Similar thing happened to me before but not in that amount that chain would slip completely. I was also using bike stand and after adjusting gears (while bike was on bike stand), my chain was slipping a little on every cog during ride.

I think, there is a slight possibility if you use this kind of bike stand, that when you place your bike on the stand, clamp that holds frame in place, tightens the gear cables. That could be the reason why some things work on bike stand and fail when you ride your bike. It is always best option to attach bike stand clamp to seat post (beneath the seat) and not on some other part of bike frame (where center of gravity is) where you can accidentally stretch cables.


As Mike answered, mostly the chain slips when the cogs are worn, thou, as he pointed, it's common to start with some gears, not all of them. Only one time I saw a cassette worn out so it was slipping on all the cogs.
Second thing to check is the chain. When the chain is worn (or not proper length) it can slip also.
But if it happened after only after a service in bike shop, I'd guess, it's bad tuning they done. But yet maybe you had the problem with components a little bit worn, and now you just feeling it more.


It happens when you put pressure on the chain, not when switching gears, right?

If it's a more recent issue, usually this happens due to wear & tear on Chain/Cogs/Chain ring. (Chain rings wear off and become less able to grip the chain.

I had to replace my chain ring a few months ago when that happened. Replacing chain rings doesn't mean replacing the whole crank. For Cogs sometimes you can swap out just the bottom most worn cogs. Chains have to be replaced every 2000k or so on a MTB, probably less often on a road bike.


I will describe my bike 'problem' so you can see whether it fits with your problem. I know what the reasons are and how to solve them, so it is not an 'I also have this problem' answer.
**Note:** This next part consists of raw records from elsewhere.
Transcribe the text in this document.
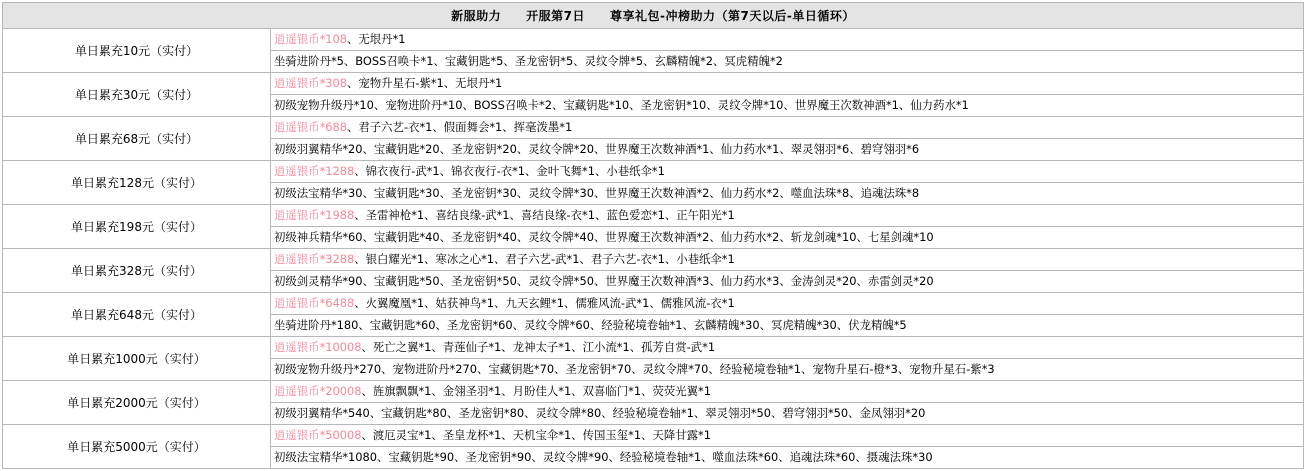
新服助力   开服第7日   尊享礼包-冲榜助力（第7天以后-单日循环）	
单日累充10元（实付）	逍遥银币*108、无垠丹*1
	坐骑进阶丹*5、BOSS召唤卡*1、宝藏钥匙*5、圣龙密钥*5、灵纹令牌*5、玄麟精魄*2、冥虎精魄*2
单日累充30元（实付）	逍遥银币*308、宠物升星石-紫*1、无垠丹*1
	初级宠物升级丹*10、宠物进阶丹*10、BOSS召唤卡*2、宝藏钥匙*10、圣龙密钥*10、灵纹令牌*10、世界魔王次数神酒*1、仙力药水*1
单日累充68元（实付）	逍遥银币*688、君子六艺-衣*1、假面舞会*1、挥毫泼墨*1
	初级羽翼精华*20、宝藏钥匙*20、圣龙密钥*20、灵纹令牌*20、世界魔王次数神酒*1、仙力药水*1、翠灵翎羽*6、碧穹翎羽*6
单日累充128元（实付）	逍遥银币*1288、锦衣夜行-武*1、锦衣夜行-衣*1、金叶飞舞*1、小巷纸伞*1
	初级法宝精华*30、宝藏钥匙*30、圣龙密钥*30、灵纹令牌*30、世界魔王次数神酒*2、仙力药水*2、噬血法珠*8、追魂法珠*8
单日累充198元（实付）	逍遥银币*1988、圣雷神枪*1、喜结良缘-武*1、喜结良缘-衣*1、蓝色爱恋*1、正午阳光*1
	初级神兵精华*60、宝藏钥匙*40、圣龙密钥*40、灵纹令牌*40、世界魔王次数神酒*2、仙力药水*2、斩龙剑魂*10、七星剑魂*10
单日累充328元（实付）	逍遥银币*3288、银白耀光*1、寒冰之心*1、君子六艺-武*1、君子六艺-衣*1、小巷纸伞*1
	初级剑灵精华*90、宝藏钥匙*50、圣龙密钥*50、灵纹令牌*50、世界魔王次数神酒*3、仙力药水*3、金涛剑灵*20、赤雷剑灵*20
单日累充648元（实付）	逍遥银币*6488、火翼魔凰*1、姑获神鸟*1、九天玄鲤*1、儒雅风流-武*1、儒雅风流-衣*1
	坐骑进阶丹*180、宝藏钥匙*60、圣龙密钥*60、灵纹令牌*60、经验秘境卷轴*1、玄麟精魄*30、冥虎精魄*30、伏龙精魄*5
单日累充1000元（实付）	逍遥银币*10008、死亡之翼*1、青莲仙子*1、龙神太子*1、江小流*1、孤芳自赏-武*1
	初级宠物升级丹*270、宠物进阶丹*270、宝藏钥匙*70、圣龙密钥*70、灵纹令牌*70、经验秘境卷轴*1、宠物升星石-橙*3、宠物升星石-紫*3
单日累充2000元（实付）	逍遥银币*20008、旌旗飘飘*1、金翎圣羽*1、月盼佳人*1、双喜临门*1、荧荧光翼*1
	初级羽翼精华*540、宝藏钥匙*80、圣龙密钥*80、灵纹令牌*80、经验秘境卷轴*1、翠灵翎羽*50、碧穹翎羽*50、金凤翎羽*20
单日累充5000元（实付）	逍遥银币*50008、渡厄灵宝*1、圣皇龙杯*1、天机宝伞*1、传国玉玺*1、天降甘露*1
	初级法宝精华*1080、宝藏钥匙*90、圣龙密钥*90、灵纹令牌*90、经验秘境卷轴*1、噬血法珠*60、追魂法珠*60、摄魂法珠*30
I have the problem of a slipping chain and on my bike it is clearly a tension wheel that moves out of its place, so in fact the chain is not tensioned enough.

The slippage starts when there is stress on the chain, like when riding away from the traffic lights and on the steep parts of hills. When the wheel moves a bit more/the chain becomes a bit longer compared to what is should be, the slipping becomes more general, if still worse when trying to increase speed.

In the last stage, the chain jumps in every stroke of the pedals and cycling becomes impossible. (Then I take out the tools and fight the system so the tension wheel will be in the proper position for a while.)

Unless your bike is in the 'last stage' you will not be able to copy it on the stand as you do not put the same amount of power on the chain, so do not get the same stresses on it.

This is on my recumbent bike, which has a long chain and is designed for lots of adjustments for different riders.